This study aimed to investigate the therapeutic mechanisms of Wangbi(WB) in osteoarthritis (OA), specifically focusing on its modulatory effects on the AIM2 inflammasome-mediated pyroptosis pathway. We sought to confirm these effects through a comprehensive approach encompassing network pharmacology predictions, in vitro cellular assays, in vivo animal models, and a preliminary clinical assessment, thereby providing a scientific basis for WB's clinical application in OA.

Network Pharmacology: We identified potential active compounds in WB and their corresponding targets. These targets were then integrated with known OA- and pyroptosis-related genes, particularly those associated with AIM2, to predict WB's multi-targeted mechanisms and enriched pathways (e.g., NF-κB, MAPK, IL-17 signaling).

In Vitro Cell Experiments: SW1353 chondrocytes were used to establish an AIM2 pyroptosis model by Poly(dA:dT) transfection. The cells were then treated with WB-containing medium. Pyroptosis was assessed by measuring LDH release, and the expression levels of key pyroptotic proteins (AIM2, Cleaved Caspase-1, GSDMD-N) and inflammatory cytokines (IL-1β, TNF-α) were evaluated using Western Blot and ELISA.

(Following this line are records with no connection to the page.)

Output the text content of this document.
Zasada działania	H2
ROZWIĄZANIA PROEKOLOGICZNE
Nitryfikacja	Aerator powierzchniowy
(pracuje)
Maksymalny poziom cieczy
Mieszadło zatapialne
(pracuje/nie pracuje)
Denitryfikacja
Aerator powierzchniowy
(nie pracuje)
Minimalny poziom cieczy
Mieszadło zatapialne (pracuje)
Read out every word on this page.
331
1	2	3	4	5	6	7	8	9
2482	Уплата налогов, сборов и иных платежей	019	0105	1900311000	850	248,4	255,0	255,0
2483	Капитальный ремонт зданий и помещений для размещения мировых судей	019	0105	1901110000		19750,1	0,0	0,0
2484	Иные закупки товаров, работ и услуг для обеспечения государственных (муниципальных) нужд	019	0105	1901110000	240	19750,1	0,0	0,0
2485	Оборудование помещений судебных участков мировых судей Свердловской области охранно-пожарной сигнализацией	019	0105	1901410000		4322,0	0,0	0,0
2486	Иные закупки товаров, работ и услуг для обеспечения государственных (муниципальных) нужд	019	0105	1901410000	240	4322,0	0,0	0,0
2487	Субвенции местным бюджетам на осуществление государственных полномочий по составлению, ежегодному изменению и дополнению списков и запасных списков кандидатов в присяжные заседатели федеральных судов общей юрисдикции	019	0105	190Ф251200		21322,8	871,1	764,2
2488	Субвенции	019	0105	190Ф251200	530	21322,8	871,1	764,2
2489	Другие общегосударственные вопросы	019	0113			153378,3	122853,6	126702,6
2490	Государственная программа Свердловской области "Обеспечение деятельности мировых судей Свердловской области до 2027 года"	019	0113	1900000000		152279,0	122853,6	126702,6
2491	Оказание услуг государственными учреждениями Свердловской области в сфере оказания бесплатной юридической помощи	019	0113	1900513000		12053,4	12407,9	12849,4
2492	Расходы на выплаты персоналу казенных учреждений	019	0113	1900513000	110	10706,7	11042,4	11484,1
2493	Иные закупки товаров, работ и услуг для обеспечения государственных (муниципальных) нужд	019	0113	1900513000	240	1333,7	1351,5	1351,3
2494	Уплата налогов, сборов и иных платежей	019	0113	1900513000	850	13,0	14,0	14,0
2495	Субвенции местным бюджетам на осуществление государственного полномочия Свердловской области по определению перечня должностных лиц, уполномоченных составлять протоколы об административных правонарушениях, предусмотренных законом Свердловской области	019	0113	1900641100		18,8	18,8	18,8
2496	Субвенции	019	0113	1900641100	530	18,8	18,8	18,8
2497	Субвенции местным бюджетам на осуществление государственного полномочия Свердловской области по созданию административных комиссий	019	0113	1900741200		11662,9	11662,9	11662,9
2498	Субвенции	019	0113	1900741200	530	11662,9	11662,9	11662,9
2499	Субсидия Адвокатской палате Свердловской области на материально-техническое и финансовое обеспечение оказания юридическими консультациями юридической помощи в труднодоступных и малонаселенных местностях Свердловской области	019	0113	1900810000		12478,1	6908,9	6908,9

In Vivo Animal Experiments: A rat model of OA was induced by intra-articular injection of monoiodoacetate (MIA). Rats were subsequently treated with different doses of WB via gavage. Joint pathology was evaluated through gross observation, joint swelling measurements, Micro-CT, histological analysis (HE, Safranin-O/Fast Green staining), and OARSI scoring. The expression of AIM2 pyroptosis pathway molecules (AIM2, Cleaved Caspase-1, GSDMD-N) and inflammatory factors (IL-1β) in joint tissues was determined by WB, RT-qPCR, and ELISA.

Clinical Study: This preliminary study involved healthy volunteers and OA patients. OA patients were divided into diacerein-treated and diacerein-plus-WB-treated groups. Peripheral blood mononuclear cells (PBMCs) were collected to measure the mRNA expression (by RT-qPCR) and protein expression (by Western Blot) of pyroptosis-related molecules (AIM2, Caspase-1, GSDMD, IL-1β). Serum levels of IL-1β, TNF-α, and cartilage degradation markers were also assessed by ELISA. Clinical symptoms were evaluated using WOMAC, VAS, and Lequesne scores, and correlations between molecular markers and clinical outcomes were analyzed.

Network Pharmacology: Analysis revealed 65 core common targets for WB, OA, and AIM2 pyroptosis. GO and KEGG enrichment indicated these targets are critically involved in regulating inflammatory responses, stress responses to bacterial molecules, and inflammasome activation, suggesting WBF's multi-component synergistic action on inflammation and pyroptosis pathways.

In Vitro Findings: Poly(dA:dT) transfection successfully induced AIM2-mediated pyroptosis in SW1353 chondrocytes, characterized by increased LDH release and upregulation of AIM2, Cleaved Caspase-1, GSDMD-N, and IL-1β. Importantly, WB-containing medium significantly inhibited these pyroptotic events and inflammatory cytokine release, confirming its suppressive effect on AIM2 pyroptosis.

In Vivo Findings: MIA-induced OA rats exhibited typical pathological changes, including joint swelling, cartilage damage, and elevated OARSI scores. Concomitantly, AIM2, Cleaved Caspase-1, GSDMD-N, and IL-1β levels were significantly increased in joint tissues. WBF treatment markedly improved joint pathology, reduced OARSI scores, and suppressed the activation of the AIM2 pyroptosis pathway and expression of associated inflammatory mediators.

Clinical Observations: In OA patients, combined treatment with WB and diacerein led to significantly greater improvements in clinical symptom scores (WOMAC, VAS, Lequesne, phGA) and a reduction in ESR levels compared to diacerein monotherapy. Furthermore, this combined treatment significantly downregulated the mRNA and protein expression of key pyroptosis components (AIM2, Caspase-1, GSDMD, IL-1β) in PBMCs and reduced serum IL-1β levels, suggesting WB’s additive clinical benefits by modulating the pyroptosis pathway.

This study provides compelling evidence, spanning from network pharmacology predictions to in vitro, in vivo, and preliminary clinical data, that Wangbi  exerts significant therapeutic effects in osteoarthritis. Its mechanism involves the critical inhibition of the AIM2 inflammasome-mediated pyroptosis pathway, thereby mitigating cartilage damage and inflammatory responses. These findings highlight WB's potential as a promising multi-targeted therapeutic agent for OA, warranting further clinical investigation.